Sabri’s brother was wounded critically, according to an aljazeera.com report.
The website quoted a senior police officer in Karachi as saying the killing was targeted and an “act of terrorism.” The attackers apparently were on a motorcycle and used pistols. Sabri was a musical star in countries with large Muslim populations, renowned for his brand of qawwali, a form of Islamic devotional music that is popular throughout South Asia, including Pakistan, Bangladesh and India.
The Western New York Muslim community sponsored his concert performance on May 19 in Adam’s Mark Hotel and Event Center. The concert drew about 300 people.
“It was wonderful. It was very well attended, more than we expected,” said Amber Shaikh, project manager for WNY Muslims, the sponsoring agency.
The killing sent shock throughout Pakistan and beyond. “It’s extremely sad to hear, very disheartening,” said Shaikh.
Qawwali involves repetitive singing of Sufi Muslim spiritual poetry, usually in praise of Allah, or of Muslim teachers and saints. The singing is accompanied by harmonium, a portable organ that sounds similar to an accordion, and a tabla, a hand-struck drum. It often invites interaction from audience members and joyous clapping and swaying.
Sufism is a tolerant, mystical practice of Islam that occasionally has been attacked as blasphemous by Sunni extremists.
Sabri was the son of another celebrated qawwali singer, Haji Ghulam Farid Sabri, the first person to bring qawwali to the United States in the 1970s on tours with his brother Maqbool Sabri, Amjad Sabri’s uncle.

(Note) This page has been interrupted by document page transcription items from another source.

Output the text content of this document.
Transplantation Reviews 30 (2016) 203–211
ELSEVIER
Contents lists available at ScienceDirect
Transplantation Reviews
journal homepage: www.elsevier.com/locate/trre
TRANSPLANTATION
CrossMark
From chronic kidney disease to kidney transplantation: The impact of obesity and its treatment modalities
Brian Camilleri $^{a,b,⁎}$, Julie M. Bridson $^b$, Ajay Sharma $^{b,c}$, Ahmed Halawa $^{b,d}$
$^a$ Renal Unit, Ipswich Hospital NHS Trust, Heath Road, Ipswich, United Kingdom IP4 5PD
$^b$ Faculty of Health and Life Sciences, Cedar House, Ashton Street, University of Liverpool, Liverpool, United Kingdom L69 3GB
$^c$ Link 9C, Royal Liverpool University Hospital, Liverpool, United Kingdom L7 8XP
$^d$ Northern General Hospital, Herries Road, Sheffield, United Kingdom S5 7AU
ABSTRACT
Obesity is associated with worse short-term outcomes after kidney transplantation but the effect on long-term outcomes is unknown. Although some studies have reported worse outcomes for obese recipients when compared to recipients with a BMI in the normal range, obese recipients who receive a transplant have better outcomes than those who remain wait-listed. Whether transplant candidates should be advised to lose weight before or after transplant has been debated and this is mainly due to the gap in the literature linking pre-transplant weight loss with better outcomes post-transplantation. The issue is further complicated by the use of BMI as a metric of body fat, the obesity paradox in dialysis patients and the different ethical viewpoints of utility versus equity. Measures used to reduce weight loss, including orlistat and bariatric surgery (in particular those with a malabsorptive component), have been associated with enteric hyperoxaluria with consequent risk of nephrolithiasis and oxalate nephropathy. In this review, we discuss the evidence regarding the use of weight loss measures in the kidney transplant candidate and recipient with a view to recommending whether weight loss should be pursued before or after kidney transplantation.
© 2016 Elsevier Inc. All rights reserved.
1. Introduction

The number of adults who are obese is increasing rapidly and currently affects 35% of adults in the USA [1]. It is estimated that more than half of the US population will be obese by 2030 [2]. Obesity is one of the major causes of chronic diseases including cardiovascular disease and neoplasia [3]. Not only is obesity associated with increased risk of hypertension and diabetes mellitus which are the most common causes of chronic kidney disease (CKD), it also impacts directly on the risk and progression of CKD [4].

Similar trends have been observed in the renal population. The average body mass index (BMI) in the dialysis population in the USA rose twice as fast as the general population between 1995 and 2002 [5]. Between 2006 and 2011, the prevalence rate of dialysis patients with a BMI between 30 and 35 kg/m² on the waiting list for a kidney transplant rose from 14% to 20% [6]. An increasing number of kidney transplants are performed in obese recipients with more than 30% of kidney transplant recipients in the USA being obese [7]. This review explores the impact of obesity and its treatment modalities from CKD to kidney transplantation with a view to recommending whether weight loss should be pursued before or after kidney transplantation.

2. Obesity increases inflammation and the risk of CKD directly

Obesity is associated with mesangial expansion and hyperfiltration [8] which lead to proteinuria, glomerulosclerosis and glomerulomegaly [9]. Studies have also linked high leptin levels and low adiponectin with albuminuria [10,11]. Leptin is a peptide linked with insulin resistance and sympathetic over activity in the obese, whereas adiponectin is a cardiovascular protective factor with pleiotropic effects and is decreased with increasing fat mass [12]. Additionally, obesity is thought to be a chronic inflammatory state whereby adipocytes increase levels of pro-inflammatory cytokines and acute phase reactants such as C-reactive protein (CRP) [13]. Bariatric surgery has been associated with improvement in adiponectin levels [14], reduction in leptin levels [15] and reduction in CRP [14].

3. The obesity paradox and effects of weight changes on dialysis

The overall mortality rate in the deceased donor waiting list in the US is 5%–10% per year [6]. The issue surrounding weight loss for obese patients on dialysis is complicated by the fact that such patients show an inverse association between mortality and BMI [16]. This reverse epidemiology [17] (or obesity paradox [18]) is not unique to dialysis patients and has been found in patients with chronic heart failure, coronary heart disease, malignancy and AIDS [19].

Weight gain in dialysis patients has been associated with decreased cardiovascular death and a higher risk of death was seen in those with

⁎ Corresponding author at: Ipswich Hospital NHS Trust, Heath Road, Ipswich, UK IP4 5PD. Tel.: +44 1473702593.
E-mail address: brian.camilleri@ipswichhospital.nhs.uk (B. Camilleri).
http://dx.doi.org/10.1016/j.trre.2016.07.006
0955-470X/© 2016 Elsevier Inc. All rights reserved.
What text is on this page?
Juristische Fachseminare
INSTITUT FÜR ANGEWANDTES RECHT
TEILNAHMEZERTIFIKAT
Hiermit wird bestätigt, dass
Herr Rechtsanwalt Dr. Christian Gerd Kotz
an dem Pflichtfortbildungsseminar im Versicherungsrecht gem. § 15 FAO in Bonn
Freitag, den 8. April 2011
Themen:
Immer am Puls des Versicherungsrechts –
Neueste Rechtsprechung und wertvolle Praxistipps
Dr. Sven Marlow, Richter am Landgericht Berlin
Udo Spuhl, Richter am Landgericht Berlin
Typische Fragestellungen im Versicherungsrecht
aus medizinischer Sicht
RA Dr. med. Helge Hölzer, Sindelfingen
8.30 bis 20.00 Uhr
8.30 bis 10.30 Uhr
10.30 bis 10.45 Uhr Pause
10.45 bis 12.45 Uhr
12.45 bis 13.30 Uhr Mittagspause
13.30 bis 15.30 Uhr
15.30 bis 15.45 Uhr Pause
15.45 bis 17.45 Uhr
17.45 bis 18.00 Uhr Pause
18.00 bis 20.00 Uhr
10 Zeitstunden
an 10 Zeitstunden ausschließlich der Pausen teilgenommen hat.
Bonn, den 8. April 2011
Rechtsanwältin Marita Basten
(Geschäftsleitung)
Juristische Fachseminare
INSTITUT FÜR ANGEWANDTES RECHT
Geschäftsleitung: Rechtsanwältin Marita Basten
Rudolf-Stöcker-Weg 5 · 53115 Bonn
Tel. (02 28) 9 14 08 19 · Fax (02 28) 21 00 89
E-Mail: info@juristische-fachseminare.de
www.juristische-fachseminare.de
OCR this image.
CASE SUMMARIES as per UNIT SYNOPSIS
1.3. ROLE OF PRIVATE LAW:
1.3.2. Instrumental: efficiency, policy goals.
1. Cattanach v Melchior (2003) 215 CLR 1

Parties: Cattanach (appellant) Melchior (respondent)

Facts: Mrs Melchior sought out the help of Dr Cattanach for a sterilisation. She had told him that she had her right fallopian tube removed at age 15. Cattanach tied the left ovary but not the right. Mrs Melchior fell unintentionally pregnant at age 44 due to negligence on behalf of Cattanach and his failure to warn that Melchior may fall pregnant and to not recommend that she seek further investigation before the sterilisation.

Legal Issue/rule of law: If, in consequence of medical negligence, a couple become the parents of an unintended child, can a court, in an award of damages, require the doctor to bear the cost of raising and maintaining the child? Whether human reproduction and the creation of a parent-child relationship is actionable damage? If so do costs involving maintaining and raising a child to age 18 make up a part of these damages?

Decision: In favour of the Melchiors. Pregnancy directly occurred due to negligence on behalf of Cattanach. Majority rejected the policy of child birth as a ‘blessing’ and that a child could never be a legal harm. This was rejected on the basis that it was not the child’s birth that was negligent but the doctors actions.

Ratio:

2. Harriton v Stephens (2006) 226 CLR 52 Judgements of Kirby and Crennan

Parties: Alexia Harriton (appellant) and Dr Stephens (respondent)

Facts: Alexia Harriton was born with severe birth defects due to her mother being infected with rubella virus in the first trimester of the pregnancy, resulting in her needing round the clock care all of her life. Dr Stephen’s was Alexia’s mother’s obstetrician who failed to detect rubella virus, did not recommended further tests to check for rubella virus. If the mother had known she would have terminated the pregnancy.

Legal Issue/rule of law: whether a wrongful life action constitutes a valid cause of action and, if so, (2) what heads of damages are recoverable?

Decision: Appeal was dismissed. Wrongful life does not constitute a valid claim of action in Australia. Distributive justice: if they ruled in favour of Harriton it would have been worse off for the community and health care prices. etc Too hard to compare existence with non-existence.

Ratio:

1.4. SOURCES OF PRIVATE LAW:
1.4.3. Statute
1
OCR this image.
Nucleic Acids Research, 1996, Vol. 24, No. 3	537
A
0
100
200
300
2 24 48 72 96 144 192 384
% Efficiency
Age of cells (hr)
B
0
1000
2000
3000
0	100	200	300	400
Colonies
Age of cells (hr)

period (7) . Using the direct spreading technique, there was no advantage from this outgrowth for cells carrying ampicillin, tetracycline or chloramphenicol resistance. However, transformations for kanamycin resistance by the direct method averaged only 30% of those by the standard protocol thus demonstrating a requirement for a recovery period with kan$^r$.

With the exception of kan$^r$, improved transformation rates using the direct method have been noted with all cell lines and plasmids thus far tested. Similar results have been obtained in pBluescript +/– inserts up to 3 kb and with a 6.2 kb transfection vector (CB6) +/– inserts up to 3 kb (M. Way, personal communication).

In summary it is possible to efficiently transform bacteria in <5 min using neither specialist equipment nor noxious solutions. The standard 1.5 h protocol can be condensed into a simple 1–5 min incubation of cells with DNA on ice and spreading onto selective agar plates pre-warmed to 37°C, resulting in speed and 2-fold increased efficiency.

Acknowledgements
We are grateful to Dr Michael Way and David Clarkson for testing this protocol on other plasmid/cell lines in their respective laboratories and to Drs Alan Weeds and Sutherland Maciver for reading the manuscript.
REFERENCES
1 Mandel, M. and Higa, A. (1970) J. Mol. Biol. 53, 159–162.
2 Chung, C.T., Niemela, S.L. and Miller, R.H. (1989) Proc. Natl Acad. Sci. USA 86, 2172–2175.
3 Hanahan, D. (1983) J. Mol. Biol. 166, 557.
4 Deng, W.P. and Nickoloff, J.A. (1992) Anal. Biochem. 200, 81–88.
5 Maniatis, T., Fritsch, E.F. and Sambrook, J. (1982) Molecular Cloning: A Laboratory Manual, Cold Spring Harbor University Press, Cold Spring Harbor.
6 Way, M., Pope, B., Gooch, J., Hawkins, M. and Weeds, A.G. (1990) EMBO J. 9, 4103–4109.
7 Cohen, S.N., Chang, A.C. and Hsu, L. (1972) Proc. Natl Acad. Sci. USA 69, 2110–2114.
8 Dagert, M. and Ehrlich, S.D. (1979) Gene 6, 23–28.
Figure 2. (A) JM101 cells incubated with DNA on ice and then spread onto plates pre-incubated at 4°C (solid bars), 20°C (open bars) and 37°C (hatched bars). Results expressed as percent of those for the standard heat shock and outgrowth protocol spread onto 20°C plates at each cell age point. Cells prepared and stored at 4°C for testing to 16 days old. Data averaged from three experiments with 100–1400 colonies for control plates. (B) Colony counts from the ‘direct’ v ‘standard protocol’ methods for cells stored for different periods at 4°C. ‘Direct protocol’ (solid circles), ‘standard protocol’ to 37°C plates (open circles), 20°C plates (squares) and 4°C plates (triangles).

Sabri typically toured larger cities such as Toronto, New York City and Chicago, and Shaikh said Buffalo-area residents were lucky to have seen him here.
She described Sabri as very down to earth, despite his international celebrity. Sabri gave no indication during his show here that his life potentially was in danger because of his music.
“He was a very happy, jolly guy,” she said. “He just said he was very happy to be in Buffalo for the first time.”